Week After U.S. Senate Nomination, Virginia Delegation Silent on Corey Stewart



A full week after Corey Stewart won the GOP nomination for U.S. Senate in Virginia, earning the right to take on  incumbent Sen. Tim Kaine (D-VA), elected officials at the highest level of the Virginia GOP have failed to announce their support for the candidate.

In fact, they have actively avoided the question, and predictably, Democrats have seized on the opportunity to make them look foolish.

GOP Rep. Barbara Comstock (VA-10) dodged American Bridge’s questions a few days ago:

Big League Politics reached out to Comstock personally, and to her office. Neither returned a request for comment.

Alleged Republican Rep. Scott Taylor (VA-02) would not talk either:

“Reach out to my office,” Taylor said.

Big League Politics did just that. Timothys Foster, Talyor’s spokesman, did not return our email request for comment.

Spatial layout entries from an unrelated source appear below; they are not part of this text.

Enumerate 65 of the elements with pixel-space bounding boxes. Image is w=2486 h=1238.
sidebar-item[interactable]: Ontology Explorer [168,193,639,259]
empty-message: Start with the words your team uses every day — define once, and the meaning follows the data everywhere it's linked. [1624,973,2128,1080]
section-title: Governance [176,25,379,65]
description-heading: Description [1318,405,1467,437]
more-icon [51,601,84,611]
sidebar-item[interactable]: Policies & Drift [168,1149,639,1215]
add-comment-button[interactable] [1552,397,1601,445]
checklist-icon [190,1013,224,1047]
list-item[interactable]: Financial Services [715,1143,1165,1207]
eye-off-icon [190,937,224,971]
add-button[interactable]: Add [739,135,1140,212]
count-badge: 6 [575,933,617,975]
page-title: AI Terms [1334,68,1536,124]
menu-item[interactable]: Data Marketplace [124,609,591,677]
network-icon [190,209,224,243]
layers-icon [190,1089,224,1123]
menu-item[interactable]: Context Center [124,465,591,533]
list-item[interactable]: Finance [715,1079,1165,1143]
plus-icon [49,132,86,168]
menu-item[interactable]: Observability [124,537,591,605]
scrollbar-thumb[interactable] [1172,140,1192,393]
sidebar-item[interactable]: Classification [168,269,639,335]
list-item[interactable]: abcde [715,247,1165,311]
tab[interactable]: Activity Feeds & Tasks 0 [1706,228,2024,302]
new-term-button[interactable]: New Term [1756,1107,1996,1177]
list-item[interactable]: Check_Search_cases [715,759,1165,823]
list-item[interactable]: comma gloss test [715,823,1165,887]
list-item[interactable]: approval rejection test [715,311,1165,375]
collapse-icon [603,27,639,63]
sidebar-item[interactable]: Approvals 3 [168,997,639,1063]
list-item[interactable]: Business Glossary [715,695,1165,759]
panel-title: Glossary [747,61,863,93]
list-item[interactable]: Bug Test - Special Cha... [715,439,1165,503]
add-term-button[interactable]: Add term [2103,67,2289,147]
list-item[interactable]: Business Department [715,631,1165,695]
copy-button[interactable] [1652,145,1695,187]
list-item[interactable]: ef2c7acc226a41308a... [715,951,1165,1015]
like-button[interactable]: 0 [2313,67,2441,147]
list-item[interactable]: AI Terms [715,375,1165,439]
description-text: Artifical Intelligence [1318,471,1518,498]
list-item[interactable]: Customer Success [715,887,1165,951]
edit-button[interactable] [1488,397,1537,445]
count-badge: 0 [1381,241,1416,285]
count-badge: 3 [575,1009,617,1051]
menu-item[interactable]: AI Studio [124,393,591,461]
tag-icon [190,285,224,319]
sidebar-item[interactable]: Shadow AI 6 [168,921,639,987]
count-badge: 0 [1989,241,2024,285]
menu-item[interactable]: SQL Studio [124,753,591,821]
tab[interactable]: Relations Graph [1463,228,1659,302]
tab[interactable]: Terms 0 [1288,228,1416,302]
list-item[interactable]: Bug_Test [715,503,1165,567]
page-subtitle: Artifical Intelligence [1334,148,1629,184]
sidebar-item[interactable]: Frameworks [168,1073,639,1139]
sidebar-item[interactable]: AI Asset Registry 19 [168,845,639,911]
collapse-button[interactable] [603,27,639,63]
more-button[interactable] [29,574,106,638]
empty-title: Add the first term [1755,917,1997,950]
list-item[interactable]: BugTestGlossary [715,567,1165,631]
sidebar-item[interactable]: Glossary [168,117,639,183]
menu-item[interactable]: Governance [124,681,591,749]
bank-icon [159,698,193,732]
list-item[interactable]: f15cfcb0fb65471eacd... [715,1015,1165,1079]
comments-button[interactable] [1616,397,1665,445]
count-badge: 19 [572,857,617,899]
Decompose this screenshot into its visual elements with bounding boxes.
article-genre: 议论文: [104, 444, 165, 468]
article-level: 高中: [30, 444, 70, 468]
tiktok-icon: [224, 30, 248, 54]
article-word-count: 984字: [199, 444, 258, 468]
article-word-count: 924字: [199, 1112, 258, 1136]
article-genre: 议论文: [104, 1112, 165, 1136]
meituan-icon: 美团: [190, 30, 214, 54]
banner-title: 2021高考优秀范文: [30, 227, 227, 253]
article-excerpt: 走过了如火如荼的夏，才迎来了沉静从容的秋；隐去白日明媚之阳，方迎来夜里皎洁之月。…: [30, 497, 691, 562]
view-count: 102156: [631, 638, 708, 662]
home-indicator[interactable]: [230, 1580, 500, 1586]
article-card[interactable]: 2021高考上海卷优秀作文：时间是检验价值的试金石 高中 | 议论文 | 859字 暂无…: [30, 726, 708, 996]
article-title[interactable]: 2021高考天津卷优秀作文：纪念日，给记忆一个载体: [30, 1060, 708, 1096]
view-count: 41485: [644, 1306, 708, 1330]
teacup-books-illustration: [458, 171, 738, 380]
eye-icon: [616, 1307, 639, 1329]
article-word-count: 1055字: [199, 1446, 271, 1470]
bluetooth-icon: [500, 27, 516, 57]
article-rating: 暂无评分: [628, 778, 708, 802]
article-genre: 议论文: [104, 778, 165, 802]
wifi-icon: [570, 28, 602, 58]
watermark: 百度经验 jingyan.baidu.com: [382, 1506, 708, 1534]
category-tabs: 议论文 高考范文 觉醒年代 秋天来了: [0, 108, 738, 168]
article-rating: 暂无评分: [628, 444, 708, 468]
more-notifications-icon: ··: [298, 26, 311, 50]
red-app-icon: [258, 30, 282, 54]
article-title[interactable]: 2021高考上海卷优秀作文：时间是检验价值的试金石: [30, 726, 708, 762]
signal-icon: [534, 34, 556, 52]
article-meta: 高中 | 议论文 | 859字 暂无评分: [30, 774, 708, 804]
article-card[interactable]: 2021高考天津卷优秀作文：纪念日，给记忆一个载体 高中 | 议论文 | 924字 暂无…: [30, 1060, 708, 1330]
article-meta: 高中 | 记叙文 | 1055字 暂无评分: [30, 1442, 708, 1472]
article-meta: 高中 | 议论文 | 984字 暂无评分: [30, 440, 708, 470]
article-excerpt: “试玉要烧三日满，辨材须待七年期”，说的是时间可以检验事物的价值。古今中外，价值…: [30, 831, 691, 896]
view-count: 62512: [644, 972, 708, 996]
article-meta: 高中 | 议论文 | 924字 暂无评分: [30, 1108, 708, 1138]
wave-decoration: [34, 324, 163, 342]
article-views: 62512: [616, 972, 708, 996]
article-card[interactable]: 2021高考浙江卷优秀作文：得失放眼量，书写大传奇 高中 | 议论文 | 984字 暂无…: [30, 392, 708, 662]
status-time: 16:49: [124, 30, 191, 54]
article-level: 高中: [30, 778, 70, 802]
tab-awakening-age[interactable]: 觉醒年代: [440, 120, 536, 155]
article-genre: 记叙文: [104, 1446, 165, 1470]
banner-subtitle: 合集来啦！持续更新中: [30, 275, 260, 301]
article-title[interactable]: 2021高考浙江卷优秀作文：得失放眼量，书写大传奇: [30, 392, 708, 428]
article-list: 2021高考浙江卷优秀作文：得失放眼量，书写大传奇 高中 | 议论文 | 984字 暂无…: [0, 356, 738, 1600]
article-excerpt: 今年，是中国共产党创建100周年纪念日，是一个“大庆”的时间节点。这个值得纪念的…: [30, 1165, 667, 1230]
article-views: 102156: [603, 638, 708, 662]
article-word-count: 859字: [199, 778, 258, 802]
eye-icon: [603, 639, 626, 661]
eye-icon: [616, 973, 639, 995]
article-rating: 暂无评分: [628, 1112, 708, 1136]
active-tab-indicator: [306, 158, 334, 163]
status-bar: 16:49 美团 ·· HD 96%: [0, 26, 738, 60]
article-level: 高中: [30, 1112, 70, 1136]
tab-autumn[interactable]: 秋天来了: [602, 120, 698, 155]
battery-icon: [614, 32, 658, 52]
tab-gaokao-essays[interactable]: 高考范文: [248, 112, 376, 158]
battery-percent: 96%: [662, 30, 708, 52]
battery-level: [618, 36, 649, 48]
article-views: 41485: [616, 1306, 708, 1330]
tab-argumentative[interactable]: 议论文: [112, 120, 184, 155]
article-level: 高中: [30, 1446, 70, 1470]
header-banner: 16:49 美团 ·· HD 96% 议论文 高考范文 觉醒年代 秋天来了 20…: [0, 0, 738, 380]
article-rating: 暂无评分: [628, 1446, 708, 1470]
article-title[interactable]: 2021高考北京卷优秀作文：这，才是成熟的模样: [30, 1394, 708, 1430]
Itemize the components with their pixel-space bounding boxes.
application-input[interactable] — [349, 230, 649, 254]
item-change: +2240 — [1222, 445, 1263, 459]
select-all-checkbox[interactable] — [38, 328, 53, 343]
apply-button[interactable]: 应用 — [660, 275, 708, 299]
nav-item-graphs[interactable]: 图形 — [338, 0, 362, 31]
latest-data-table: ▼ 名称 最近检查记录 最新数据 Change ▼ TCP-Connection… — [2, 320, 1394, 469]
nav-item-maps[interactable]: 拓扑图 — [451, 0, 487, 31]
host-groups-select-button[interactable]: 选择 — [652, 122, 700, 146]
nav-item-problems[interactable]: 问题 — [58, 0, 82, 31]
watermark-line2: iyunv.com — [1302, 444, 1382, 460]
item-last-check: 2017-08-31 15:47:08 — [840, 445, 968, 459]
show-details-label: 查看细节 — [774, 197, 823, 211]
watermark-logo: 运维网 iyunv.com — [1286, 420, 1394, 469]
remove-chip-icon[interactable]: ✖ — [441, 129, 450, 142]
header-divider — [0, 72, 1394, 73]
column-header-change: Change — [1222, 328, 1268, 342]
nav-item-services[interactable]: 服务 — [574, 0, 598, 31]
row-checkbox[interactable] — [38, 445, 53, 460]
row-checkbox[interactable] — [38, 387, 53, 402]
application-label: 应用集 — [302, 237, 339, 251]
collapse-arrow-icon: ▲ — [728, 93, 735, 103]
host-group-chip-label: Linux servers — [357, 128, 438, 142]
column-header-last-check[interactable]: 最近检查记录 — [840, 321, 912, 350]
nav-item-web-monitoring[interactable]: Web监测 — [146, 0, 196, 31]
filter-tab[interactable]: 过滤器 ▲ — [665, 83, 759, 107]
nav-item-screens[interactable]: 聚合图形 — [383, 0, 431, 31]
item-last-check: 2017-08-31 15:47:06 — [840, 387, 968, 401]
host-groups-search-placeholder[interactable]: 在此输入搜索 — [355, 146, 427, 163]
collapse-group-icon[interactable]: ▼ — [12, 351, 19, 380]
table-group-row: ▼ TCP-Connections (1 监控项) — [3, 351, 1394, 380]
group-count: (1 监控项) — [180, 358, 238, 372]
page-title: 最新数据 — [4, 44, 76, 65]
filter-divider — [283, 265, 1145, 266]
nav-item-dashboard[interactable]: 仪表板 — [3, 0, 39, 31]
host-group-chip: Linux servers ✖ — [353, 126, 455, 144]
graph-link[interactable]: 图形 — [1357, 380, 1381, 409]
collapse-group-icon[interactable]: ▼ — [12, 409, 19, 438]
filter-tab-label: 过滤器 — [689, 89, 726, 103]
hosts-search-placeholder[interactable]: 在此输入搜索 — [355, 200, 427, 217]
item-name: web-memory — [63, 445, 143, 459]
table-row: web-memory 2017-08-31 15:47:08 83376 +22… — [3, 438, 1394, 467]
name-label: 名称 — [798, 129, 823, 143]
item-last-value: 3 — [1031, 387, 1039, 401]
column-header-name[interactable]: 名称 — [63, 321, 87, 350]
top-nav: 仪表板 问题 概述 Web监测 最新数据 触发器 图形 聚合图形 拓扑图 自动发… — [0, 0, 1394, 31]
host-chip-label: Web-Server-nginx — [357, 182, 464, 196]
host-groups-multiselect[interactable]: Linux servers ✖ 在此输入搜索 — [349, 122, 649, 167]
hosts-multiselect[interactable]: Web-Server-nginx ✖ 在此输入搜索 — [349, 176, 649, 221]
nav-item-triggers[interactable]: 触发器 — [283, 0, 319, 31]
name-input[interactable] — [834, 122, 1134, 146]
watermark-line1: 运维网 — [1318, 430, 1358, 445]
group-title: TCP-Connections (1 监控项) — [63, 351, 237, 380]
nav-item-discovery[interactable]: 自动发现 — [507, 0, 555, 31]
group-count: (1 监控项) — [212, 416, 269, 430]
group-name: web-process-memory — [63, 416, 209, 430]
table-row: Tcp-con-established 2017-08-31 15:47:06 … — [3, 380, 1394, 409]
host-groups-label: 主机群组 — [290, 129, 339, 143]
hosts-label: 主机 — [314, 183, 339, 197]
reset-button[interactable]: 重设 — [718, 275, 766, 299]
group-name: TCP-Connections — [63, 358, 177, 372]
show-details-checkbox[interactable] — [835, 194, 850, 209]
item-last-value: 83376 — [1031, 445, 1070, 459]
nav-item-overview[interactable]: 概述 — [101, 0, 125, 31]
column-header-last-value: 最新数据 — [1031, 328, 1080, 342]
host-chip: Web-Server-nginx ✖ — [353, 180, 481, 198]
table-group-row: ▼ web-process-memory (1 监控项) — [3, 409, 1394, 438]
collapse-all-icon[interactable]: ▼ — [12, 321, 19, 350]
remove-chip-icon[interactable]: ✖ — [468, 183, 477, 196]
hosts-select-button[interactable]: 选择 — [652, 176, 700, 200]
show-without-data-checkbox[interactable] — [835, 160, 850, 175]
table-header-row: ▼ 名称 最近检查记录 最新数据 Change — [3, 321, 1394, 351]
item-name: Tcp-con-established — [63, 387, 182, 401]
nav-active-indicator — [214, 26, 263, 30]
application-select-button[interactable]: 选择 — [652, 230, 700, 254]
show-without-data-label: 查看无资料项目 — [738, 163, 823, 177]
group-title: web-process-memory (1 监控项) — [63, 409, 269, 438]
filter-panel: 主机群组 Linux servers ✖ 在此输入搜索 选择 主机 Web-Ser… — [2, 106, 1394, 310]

Republican Rep. Dave Brat failed to express support for Stewart too, though he came close.

“Judeo-Christian values, that’s what I’m running on,” said Brat. “I’ll support anyone who shares those values.”

Brat did not respond to Big League Politics’ request for comment either.

Stewart was embroiled in controversy during his primary run after the neo-liberal website Daily Wire ran a dishonest hit piece on him, claiming that he was an anti-Semite. There is no proof to support the allegation, other than Stewart’s support for Paul Nehlan, who made anti-semitic remarks. At the time of the questionable comments, Nehlan had the support of most of the GOP. He has since wholly denounced by the Stewart and the rest of the party.

For their part, the Republican Party of Virginia expressed support for Stewart via Twitter. When Stewart appeared on CNN for an interview with host Chris Cuomo, the liberal anchor tried to peg Stewart as a racist. Stewart replied by pointing out that Cuomo’s family has long been tied to anti-Semitism.

Former RPV executive Shaun Kenney denounced the party’s support.

“It’s not just eccentric, it’s offensive,” he said. “In a previous era, had a member of RPV staff issued comments like that, I would have fired them on the spot.”

The morally superior virtue-signaling will get the Virginia GOP nowhere.  Making false allegations of racism is a decades-old strategy used by Democrats against Republicans. They make the same claims against nearly every GOP candidate running for an important office.

But the establishment GOP, no matter how many times the Democrats have played the race card, still have not figured out the left’s tricks.

It is time to stand with Corey Stewart. Anything less is de facto support for Hillary Clinton sycophant Kaine, a hard-leftist who has failed Virginians in his tenure as a Senator.